As more and more writers, directors and actors head to Netflix, Will Ferrell has decided to join them taking up writing and producing duties for “Eurovision”.
Now, the word Eurovision, has mixed connotations for a lot of people in Europe, and now strangely Australia. For some, the Eurovision Song Contest, the longest running annual international TV song competition, is an absolute joy.
People throw Eurovision parties, some travel thousands of miles to attend the contest in whichever country previously won, some attend huge gatherings in their native countries.
For others however, Eurovision evening is an excuse to do anything other than watch TV. For many years in the UK the broadcast was commentated on by the late Sir Terry Wogan who, I think it’s fair to say, did so with a huge amount of incredulity and sarcasm at some of the more bizarre entrants from countries.

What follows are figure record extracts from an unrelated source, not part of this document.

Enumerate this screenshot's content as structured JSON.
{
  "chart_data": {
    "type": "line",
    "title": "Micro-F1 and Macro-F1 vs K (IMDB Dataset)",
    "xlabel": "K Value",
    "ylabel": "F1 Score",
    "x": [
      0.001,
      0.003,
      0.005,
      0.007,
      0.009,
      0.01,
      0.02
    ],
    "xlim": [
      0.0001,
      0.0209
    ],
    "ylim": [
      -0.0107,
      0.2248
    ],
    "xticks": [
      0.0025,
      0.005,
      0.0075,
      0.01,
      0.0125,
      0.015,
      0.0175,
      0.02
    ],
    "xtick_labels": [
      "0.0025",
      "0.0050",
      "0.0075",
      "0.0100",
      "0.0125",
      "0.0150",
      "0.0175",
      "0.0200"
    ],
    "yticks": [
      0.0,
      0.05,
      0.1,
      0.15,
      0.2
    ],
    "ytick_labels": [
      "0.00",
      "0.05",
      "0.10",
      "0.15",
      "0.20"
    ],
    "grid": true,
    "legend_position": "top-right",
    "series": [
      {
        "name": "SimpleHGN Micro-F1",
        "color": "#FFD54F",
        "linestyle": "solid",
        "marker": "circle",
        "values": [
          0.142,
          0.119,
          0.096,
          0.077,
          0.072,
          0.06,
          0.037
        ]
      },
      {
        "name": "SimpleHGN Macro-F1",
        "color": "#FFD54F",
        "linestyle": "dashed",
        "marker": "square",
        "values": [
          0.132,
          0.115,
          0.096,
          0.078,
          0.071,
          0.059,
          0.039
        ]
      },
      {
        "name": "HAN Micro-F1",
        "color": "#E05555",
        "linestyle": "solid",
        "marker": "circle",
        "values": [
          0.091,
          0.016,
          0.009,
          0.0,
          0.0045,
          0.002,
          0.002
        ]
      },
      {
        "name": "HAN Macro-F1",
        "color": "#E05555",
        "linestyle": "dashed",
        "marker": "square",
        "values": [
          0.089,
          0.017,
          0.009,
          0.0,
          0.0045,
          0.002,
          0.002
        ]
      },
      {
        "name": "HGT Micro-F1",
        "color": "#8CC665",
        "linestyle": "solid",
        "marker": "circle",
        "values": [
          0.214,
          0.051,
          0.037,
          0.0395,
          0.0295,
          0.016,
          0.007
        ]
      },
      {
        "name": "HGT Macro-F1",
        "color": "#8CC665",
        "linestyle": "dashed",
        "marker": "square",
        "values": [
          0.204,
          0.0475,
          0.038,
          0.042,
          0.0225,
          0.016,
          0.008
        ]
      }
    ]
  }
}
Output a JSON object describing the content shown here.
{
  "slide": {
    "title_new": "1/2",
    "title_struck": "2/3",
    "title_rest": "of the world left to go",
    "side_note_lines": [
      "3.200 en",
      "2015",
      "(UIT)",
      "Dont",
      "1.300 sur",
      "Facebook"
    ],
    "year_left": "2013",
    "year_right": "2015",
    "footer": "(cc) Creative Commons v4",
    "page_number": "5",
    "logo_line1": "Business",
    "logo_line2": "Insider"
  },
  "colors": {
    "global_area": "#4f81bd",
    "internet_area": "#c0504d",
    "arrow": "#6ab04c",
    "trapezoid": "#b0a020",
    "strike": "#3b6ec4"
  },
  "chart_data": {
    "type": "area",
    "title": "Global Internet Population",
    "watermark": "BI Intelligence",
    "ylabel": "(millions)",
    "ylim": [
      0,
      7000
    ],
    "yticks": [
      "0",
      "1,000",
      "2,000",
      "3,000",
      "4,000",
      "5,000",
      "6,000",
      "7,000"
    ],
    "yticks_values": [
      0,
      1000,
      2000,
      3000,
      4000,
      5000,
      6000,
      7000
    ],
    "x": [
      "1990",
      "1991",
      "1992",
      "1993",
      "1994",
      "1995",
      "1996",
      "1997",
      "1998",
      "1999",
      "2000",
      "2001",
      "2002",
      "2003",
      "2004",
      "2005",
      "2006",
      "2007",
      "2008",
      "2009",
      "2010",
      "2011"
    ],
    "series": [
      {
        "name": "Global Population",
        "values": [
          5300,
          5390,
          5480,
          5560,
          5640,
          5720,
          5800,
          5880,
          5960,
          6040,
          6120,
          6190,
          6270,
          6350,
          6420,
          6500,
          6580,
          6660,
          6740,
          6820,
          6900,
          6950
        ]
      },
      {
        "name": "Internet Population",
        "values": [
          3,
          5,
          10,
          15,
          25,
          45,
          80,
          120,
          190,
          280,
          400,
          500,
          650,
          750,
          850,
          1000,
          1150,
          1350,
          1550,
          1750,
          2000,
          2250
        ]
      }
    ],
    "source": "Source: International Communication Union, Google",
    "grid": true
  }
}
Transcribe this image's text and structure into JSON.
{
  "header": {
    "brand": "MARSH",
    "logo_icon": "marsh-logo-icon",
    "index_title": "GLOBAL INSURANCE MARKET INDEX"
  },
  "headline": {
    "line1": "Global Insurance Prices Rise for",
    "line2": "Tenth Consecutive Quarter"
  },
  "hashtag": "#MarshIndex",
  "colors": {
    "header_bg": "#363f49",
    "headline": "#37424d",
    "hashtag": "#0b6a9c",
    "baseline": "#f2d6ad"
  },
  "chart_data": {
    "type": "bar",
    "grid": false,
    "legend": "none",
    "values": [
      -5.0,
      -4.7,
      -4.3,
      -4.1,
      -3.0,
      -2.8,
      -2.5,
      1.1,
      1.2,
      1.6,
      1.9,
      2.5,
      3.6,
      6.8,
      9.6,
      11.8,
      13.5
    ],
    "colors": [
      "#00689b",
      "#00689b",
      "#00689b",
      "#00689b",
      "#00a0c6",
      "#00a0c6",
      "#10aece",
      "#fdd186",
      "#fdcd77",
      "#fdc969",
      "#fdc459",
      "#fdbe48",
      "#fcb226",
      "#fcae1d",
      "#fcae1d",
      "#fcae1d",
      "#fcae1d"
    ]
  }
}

Then there is the voting system, which for many years, was done by secretive panels in the respective countries, and is the most political thing you’ll ever witness. Which is why a country like the UK hasn’t won it since 1997 (with Katrina And The Waves if you’re interested), despite most of the money for the production coming from the UK’s British Broadcasting Corporation (BBC) (that and some of the entrants haven’t been great I imagine).
It is not a stretch to say that, for many around the world, they simply couldn’t care less about Eurovision with many purely watching it for a reason to live tweet their sarcasm and poke fun at the various entrants.
It’s not a surprise that someone wants to write a film about this bizarre spectacle, perhaps what is surprising is that it’s a bunch of Americans who have decided to have a go. Even more so that it’s the less than subtle Will Ferrell writing alongside Andrew Steele whose previous credits don’t fill you with hope for “Eurovision” seeing as he wrote “Casa de mi Padre”.
Directing duties will go to David Dobkin who directs a lot of Maroon 5 videos, for some reason, as well as bringing us “The Wedding Crashers”, “Fred Claus” and “The Judge”. The man who wrote Vice and The Big Short, Adam McKay, will act as executive producer.
Ferrell may be well loved in America, still regularly appearing on Saturday Night Live, but the rest of the world have to contend with output such as “Holmes And Watson” or “Daddy’s Home”.
Personally, I’m not holding my breath for “Eurovision” to be anything other than eye-rollingly bad, as a man in his fifties does more fart and nob gags with painful slapstick. Still, I’m more than happy to be proved wrong.